This week, catch author David Shields discussing his latest book, check out art made from wire mesh at a Ladera coffee shop and more.
Silicon Valley-based artist Linda Tapscott creates organic forms inspired by nature. Her medium is not paint and canvas, nor is it clay, stone or bronze. Instead, Tapscott uses aluminum wire mesh to produce porous, semi-transparent shapes that evoke leaves and shells, nests and seeds. Now through the end of August, her work will be displayed at Konditorei Cafe in Ladera Shopping Center, 3130 Alpine Road, Portola Valley. For those interested in learning more about how to sculpt using this lightweight material, Tapscott will be offering workshops in wire mesh art at the Pacific Art League on Sept. 13 and Oct. 25. For more about the artist, go to ltapscott.com or call 650-529-3408. To register for workshops, go to pacificartleague.org or call 650-321-3891.
'Voice of the Prairie'
An itinerant story teller and his young companion are the unlikely heroes of "The Voice of the Prairie," John Olive's play about the early days of radio.
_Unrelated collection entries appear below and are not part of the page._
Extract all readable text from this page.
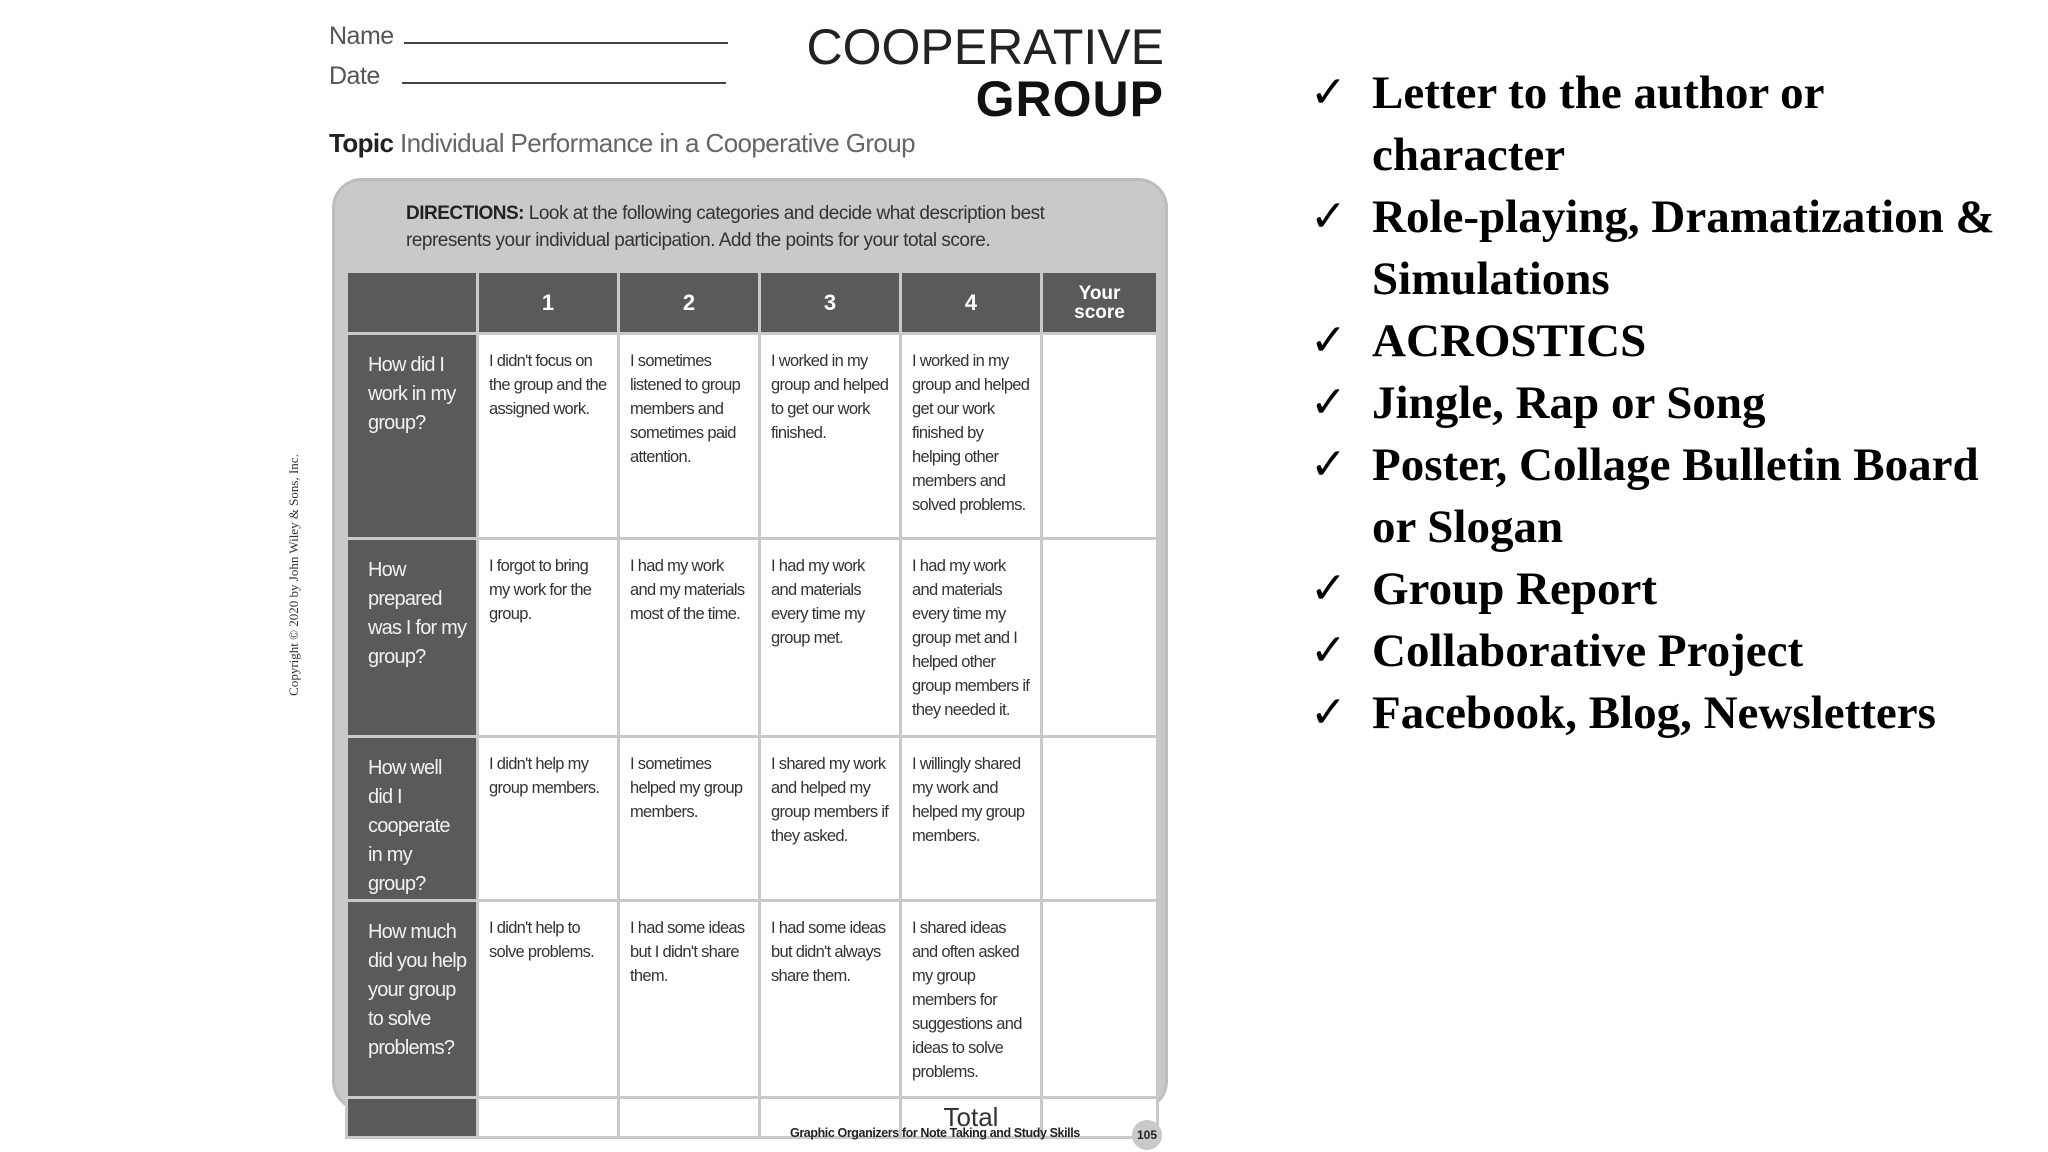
Name
Date
COOPERATIVE
GROUP
Topic Individual Performance in a Cooperative Group
DIRECTIONS: Look at the following categories and decide what description best represents your individual participation. Add the points for your total score.
	1	2	3	4	Your
score
How did I work in my group?	I didn't focus on the group and the assigned work.	I sometimes listened to group members and sometimes paid attention.	I worked in my group and helped to get our work finished.	I worked in my group and helped get our work finished by helping other members and solved problems.	
How prepared was I for my group?	I forgot to bring my work for the group.	I had my work and my materials most of the time.	I had my work and materials every time my group met.	I had my work and materials every time my group met and I helped other group members if they needed it.	
How well did I cooperate in my group?	I didn't help my group members.	I sometimes helped my group members.	I shared my work and helped my group members if they asked.	I willingly shared my work and helped my group members.	
How much did you help your group to solve problems?	I didn't help to solve problems.	I had some ideas but I didn't share them.	I had some ideas but didn't always share them.	I shared ideas and often asked my group members for suggestions and ideas to solve problems.	
				Total	
Copyright © 2020 by John Wiley & Sons, Inc.
Graphic Organizers for Note Taking and Study Skills	105
✓ Letter to the author or character
✓ Role-playing, Dramatization & Simulations
✓ ACROSTICS
✓ Jingle, Rap or Song
✓ Poster, Collage Bulletin Board or Slogan
✓ Group Report
✓ Collaborative Project
✓ Facebook, Blog, Newsletters
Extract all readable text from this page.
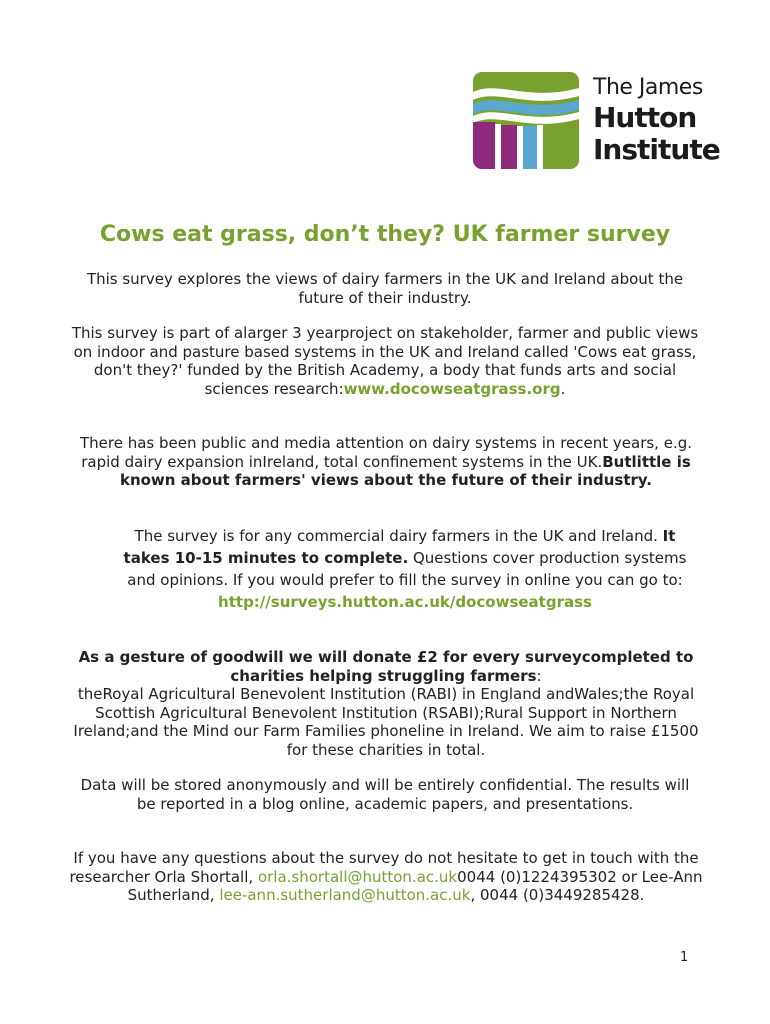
The James
Hutton
Institute
Cows eat grass, don’t they? UK farmer survey

This survey explores the views of dairy farmers in the UK and Ireland about the future of their industry.

This survey is part of alarger 3 yearproject on stakeholder, farmer and public views on indoor and pasture based systems in the UK and Ireland called 'Cows eat grass, don't they?' funded by the British Academy, a body that funds arts and social sciences research:www.docowseatgrass.org.

There has been public and media attention on dairy systems in recent years, e.g. rapid dairy expansion inIreland, total confinement systems in the UK.Butlittle is known about farmers' views about the future of their industry.

The survey is for any commercial dairy farmers in the UK and Ireland. It takes 10-15 minutes to complete. Questions cover production systems and opinions. If you would prefer to fill the survey in online you can go to:
http://surveys.hutton.ac.uk/docowseatgrass

As a gesture of goodwill we will donate £2 for every surveycompleted to charities helping struggling farmers:
theRoyal Agricultural Benevolent Institution (RABI) in England andWales;the Royal Scottish Agricultural Benevolent Institution (RSABI);Rural Support in Northern Ireland;and the Mind our Farm Families phoneline in Ireland. We aim to raise £1500 for these charities in total.

Data will be stored anonymously and will be entirely confidential. The results will be reported in a blog online, academic papers, and presentations.

If you have any questions about the survey do not hesitate to get in touch with the researcher Orla Shortall, orla.shortall@hutton.ac.uk0044 (0)1224395302 or Lee-Ann Sutherland, lee-ann.sutherland@hutton.ac.uk, 0044 (0)3449285428.

1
The play opens at Redwood City's Dragon Theatre, 2120 Broadway, on Friday, Aug. 21, and runs through Sept. 13. Tickets are $27-$35. Go to dragonproductions.net or call 650-493-2006.
As summer slides to a close, there's one last chance to catch a free live concert at the San Antonio Shopping Center, 2550 W. El Camino Real, Mountain View. This Sunday, Aug. 23, Bay Area-based a cappella group Hookslide will perform from 4-6 p.m. on the village green. Go to hook-slide.com.
Leave the kids at home for this stimulating evening with bestselling author David Shields, who will discuss his latest work: the reminiscences of his cousin, who worked for a time making English voice-overs for Italian pornography. Shields appears tonight, Friday, Aug. 21, at Kepler's Books, 1010 El Camino Real, Menlo Park. Tickets are $10-$20. Go to keplers.com or call 650-324-4321.
Science versus nature, the man-made and the organic: It's a duality we live with every day in Silicon Valley. On view Aug. 25 to Sept. 19 at Palo Alto's Gallery House, 320 California Ave., "Dichotomy: Abstracted Science and Lyrical Landscapes" includes mixed media works by Nance Wheeler and Patricia Nojima that explore both sides of the divide. A public reception will be held on Friday, Aug. 28, 6-8 p.m. Admission is free. Go to galleryhouse2.com or call 650-326-1668.
Who couldn't use a little more joy in their lives? This Saturday, Aug. 22, at the Ladera Community Church, 3300 Alpine Road, Portola Valley, join local musicians for an uplifting evening of folk and bluegrass music and storytelling. The suggested donation is $10. Go to ladera.org or call 650-854-5481.